What would a farmer do?

The 80-acre Yara Incubator Farm in Saskatoon is a collaborative research space where Huska says ideas go to be tested in real-life conditions.

“The Incubator Farm lets us bring together retailers and farmers to demonstrate crop nutrition strategies,” she says. “I want things to come out of there that maybe farmers think about trying but don’t have the time try or willingness to experiment on their own farm — like, can we test differences in fertilizer quality on this farm? I think we could.”

The farm, operated in partnership with GFM’s Discovery Farm, runs a three-year rotation of wheat or barley, canola and peas. “We can take what we see in small plots and put it into a real field-scale setting,” Huska says.

“Our goal is to mimic what a farmer would do, and demonstrate simple changes and practices that will help them get to a better result. It fills a knowledge gap. We want to be able to demonstrate nutrition for the future — that’s our job.”

The next 75 years

Yara celebrates 75 years in North America this year — it’s a significant milestone and Huska is proud of the Canadian part of that story.

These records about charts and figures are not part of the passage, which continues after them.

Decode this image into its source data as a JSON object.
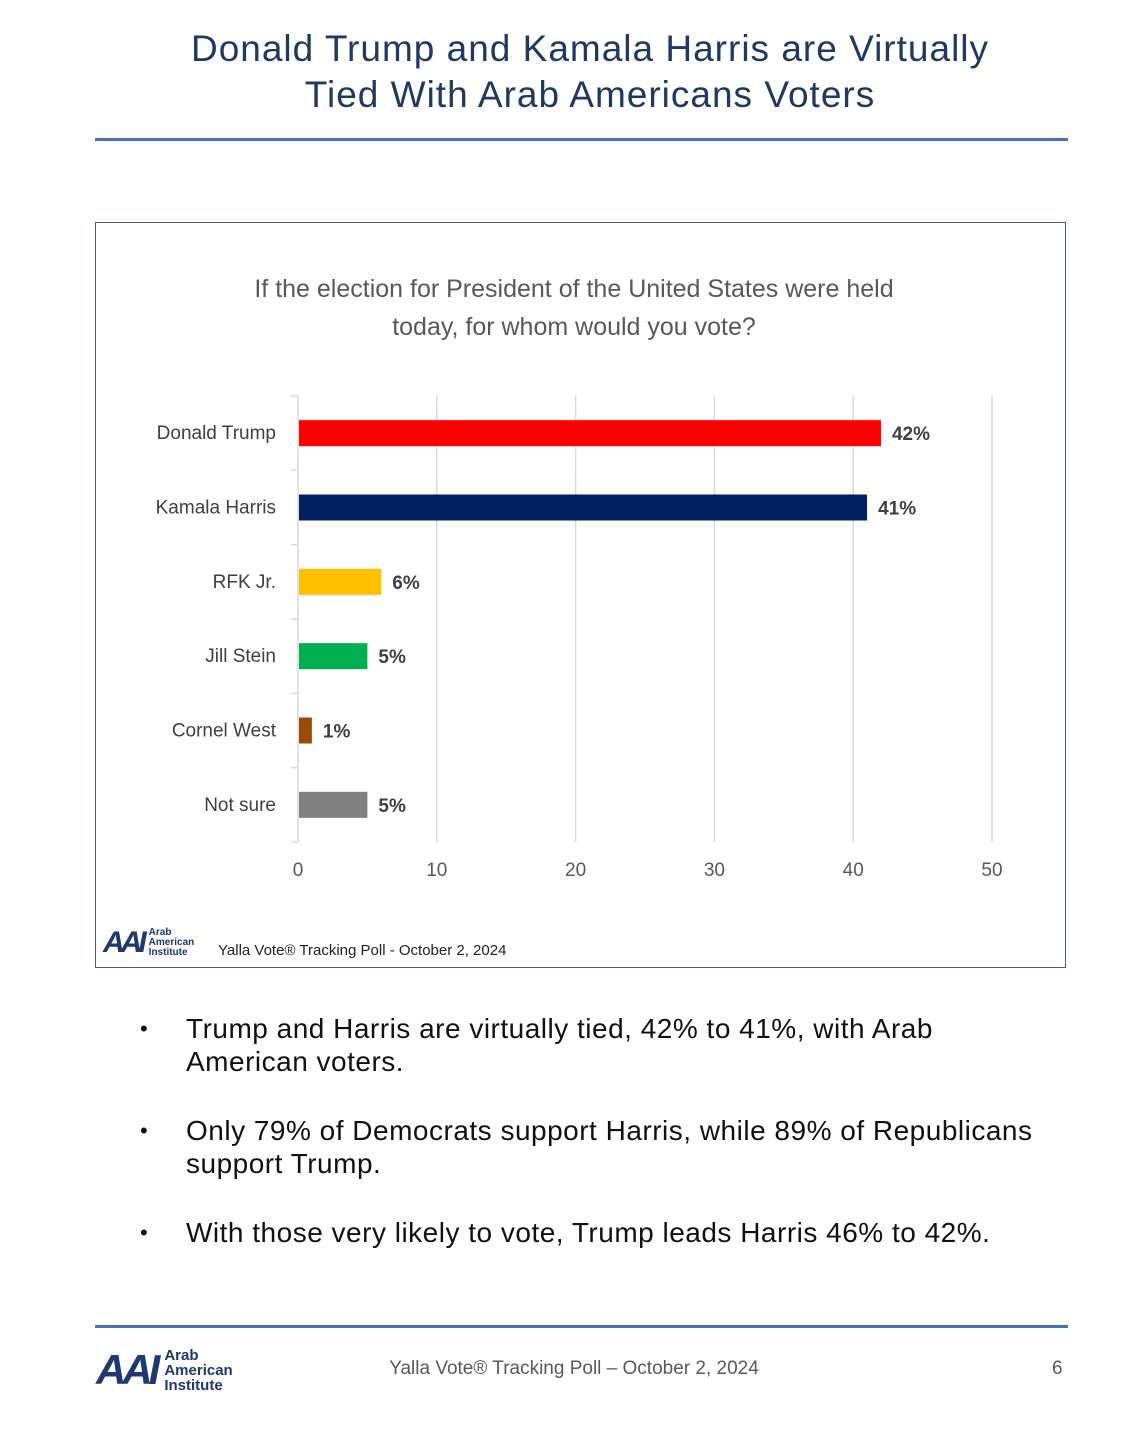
{
  "page": {
    "title_line1": "Donald Trump and Kamala Harris are Virtually",
    "title_line2": "Tied With Arab Americans Voters",
    "footer": "Yalla Vote® Tracking Poll – October 2, 2024",
    "page_number": "6"
  },
  "logo": {
    "mark": "AAI",
    "line1": "Arab",
    "line2": "American",
    "line3": "Institute"
  },
  "chart_data": {
    "type": "bar",
    "orientation": "horizontal",
    "title_line1": "If the election for President of the United States were held",
    "title_line2": "today, for whom would you vote?",
    "categories": [
      "Donald Trump",
      "Kamala Harris",
      "RFK Jr.",
      "Jill Stein",
      "Cornel West",
      "Not sure"
    ],
    "values": [
      42,
      41,
      6,
      5,
      1,
      5
    ],
    "data_labels": [
      "42%",
      "41%",
      "6%",
      "5%",
      "1%",
      "5%"
    ],
    "colors": [
      "#ff0000",
      "#002060",
      "#ffc000",
      "#00b050",
      "#9c4a06",
      "#808080"
    ],
    "xlim": [
      0,
      50
    ],
    "xticks": [
      0,
      10,
      20,
      30,
      40,
      50
    ],
    "grid": true,
    "source": "Yalla Vote® Tracking Poll - October 2, 2024"
  },
  "bullets": [
    "Trump and Harris are virtually tied, 42% to 41%, with Arab American voters.",
    "Only 79% of Democrats support Harris, while 89% of Republicans support Trump.",
    "With those very likely to vote, Trump leads Harris 46% to 42%."
  ]
}
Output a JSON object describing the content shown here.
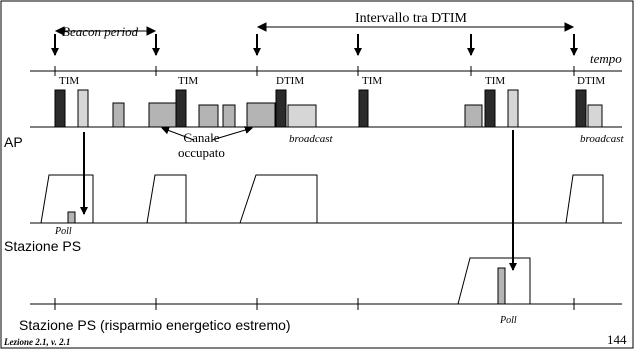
{
  "labels": {
    "beacon_period": "Beacon period",
    "dtim_interval": "Intervallo tra DTIM",
    "time": "tempo",
    "tim": "TIM",
    "dtim": "DTIM",
    "busy_channel": "Canale\noccupato",
    "broadcast": "broadcast",
    "ap": "AP",
    "ps_station": "Stazione PS",
    "poll": "Poll",
    "ps_station_extreme": "Stazione PS (risparmio energetico estremo)"
  },
  "footer": {
    "lesson": "Lezione 2.1, v. 2.1",
    "page_number": "144"
  },
  "colors": {
    "beacon_frame": "#2b2b2b",
    "data_frame": "#b4b4b4",
    "light_frame": "#d6d6d6",
    "line": "#000000"
  }
}
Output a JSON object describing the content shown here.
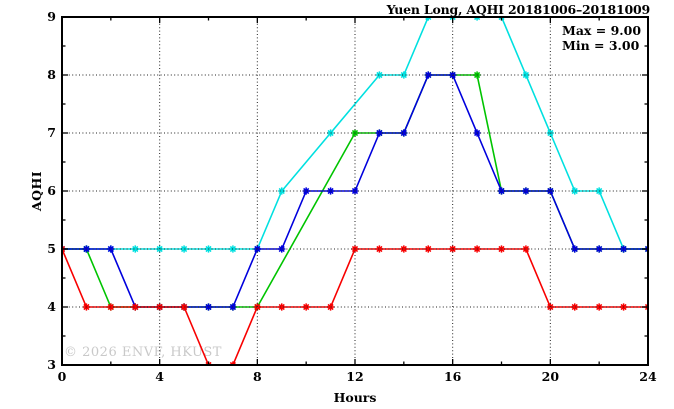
{
  "chart_data": {
    "type": "line",
    "title": "Yuen Long, AQHI 20181006–20181009",
    "xlabel": "Hours",
    "ylabel": "AQHI",
    "xlim": [
      0,
      24
    ],
    "ylim": [
      3,
      9
    ],
    "x_major_ticks": [
      0,
      4,
      8,
      12,
      16,
      20,
      24
    ],
    "x_minor_ticks": [
      2,
      6,
      10,
      14,
      18,
      22
    ],
    "y_major_ticks": [
      3,
      4,
      5,
      6,
      7,
      8,
      9
    ],
    "y_minor_ticks": [
      3.5,
      4.5,
      5.5,
      6.5,
      7.5,
      8.5
    ],
    "grid": {
      "style": "dotted",
      "vertical_at": [
        4,
        8,
        12,
        16,
        20
      ],
      "horizontal_at": [
        4,
        5,
        6,
        7,
        8
      ]
    },
    "annotation": {
      "max_label": "Max = 9.00",
      "min_label": "Min = 3.00"
    },
    "watermark": "© 2026 ENVF, HKUST",
    "marker": "asterisk",
    "legend": "none",
    "series": [
      {
        "name": "cyan",
        "color": "#00e0e0",
        "points": [
          [
            0,
            5
          ],
          [
            1,
            5
          ],
          [
            2,
            5
          ],
          [
            3,
            5
          ],
          [
            4,
            5
          ],
          [
            5,
            5
          ],
          [
            6,
            5
          ],
          [
            7,
            5
          ],
          [
            8,
            5
          ],
          [
            9,
            6
          ],
          [
            11,
            7
          ],
          [
            13,
            8
          ],
          [
            14,
            8
          ],
          [
            15,
            9
          ],
          [
            16,
            9
          ],
          [
            17,
            9
          ],
          [
            18,
            9
          ],
          [
            19,
            8
          ],
          [
            20,
            7
          ],
          [
            21,
            6
          ],
          [
            22,
            6
          ],
          [
            23,
            5
          ],
          [
            24,
            5
          ]
        ]
      },
      {
        "name": "green",
        "color": "#00c400",
        "points": [
          [
            0,
            5
          ],
          [
            1,
            5
          ],
          [
            2,
            4
          ],
          [
            3,
            4
          ],
          [
            4,
            4
          ],
          [
            5,
            4
          ],
          [
            6,
            4
          ],
          [
            7,
            4
          ],
          [
            8,
            4
          ],
          [
            12,
            7
          ],
          [
            13,
            7
          ],
          [
            14,
            7
          ],
          [
            15,
            8
          ],
          [
            16,
            8
          ],
          [
            17,
            8
          ],
          [
            18,
            6
          ],
          [
            19,
            6
          ],
          [
            20,
            6
          ],
          [
            21,
            5
          ],
          [
            22,
            5
          ],
          [
            23,
            5
          ],
          [
            24,
            5
          ]
        ]
      },
      {
        "name": "blue",
        "color": "#0000dd",
        "points": [
          [
            0,
            5
          ],
          [
            1,
            5
          ],
          [
            2,
            5
          ],
          [
            3,
            4
          ],
          [
            4,
            4
          ],
          [
            5,
            4
          ],
          [
            6,
            4
          ],
          [
            7,
            4
          ],
          [
            8,
            5
          ],
          [
            9,
            5
          ],
          [
            10,
            6
          ],
          [
            11,
            6
          ],
          [
            12,
            6
          ],
          [
            13,
            7
          ],
          [
            14,
            7
          ],
          [
            15,
            8
          ],
          [
            16,
            8
          ],
          [
            17,
            7
          ],
          [
            18,
            6
          ],
          [
            19,
            6
          ],
          [
            20,
            6
          ],
          [
            21,
            5
          ],
          [
            22,
            5
          ],
          [
            23,
            5
          ],
          [
            24,
            5
          ]
        ]
      },
      {
        "name": "red",
        "color": "#f80000",
        "points": [
          [
            0,
            5
          ],
          [
            1,
            4
          ],
          [
            2,
            4
          ],
          [
            3,
            4
          ],
          [
            4,
            4
          ],
          [
            5,
            4
          ],
          [
            6,
            3
          ],
          [
            7,
            3
          ],
          [
            8,
            4
          ],
          [
            9,
            4
          ],
          [
            10,
            4
          ],
          [
            11,
            4
          ],
          [
            12,
            5
          ],
          [
            13,
            5
          ],
          [
            14,
            5
          ],
          [
            15,
            5
          ],
          [
            16,
            5
          ],
          [
            17,
            5
          ],
          [
            18,
            5
          ],
          [
            19,
            5
          ],
          [
            20,
            4
          ],
          [
            21,
            4
          ],
          [
            22,
            4
          ],
          [
            23,
            4
          ],
          [
            24,
            4
          ]
        ]
      }
    ]
  }
}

“From a western Canadian standpoint, we’ve contributed a lot to the economy in Saskatchewan,” she says. “And we’ve contributed to communities across the West, supporting organizations like STARS, food banks and community centres.

“We have a great team of people to help you, with four sales agronomists on the ground in Western Canada, a crop manager and three regional sales managers,” she says. “Whether you need a micronutrient, macronutrient or just help figuring out how to get more yield, we can help.”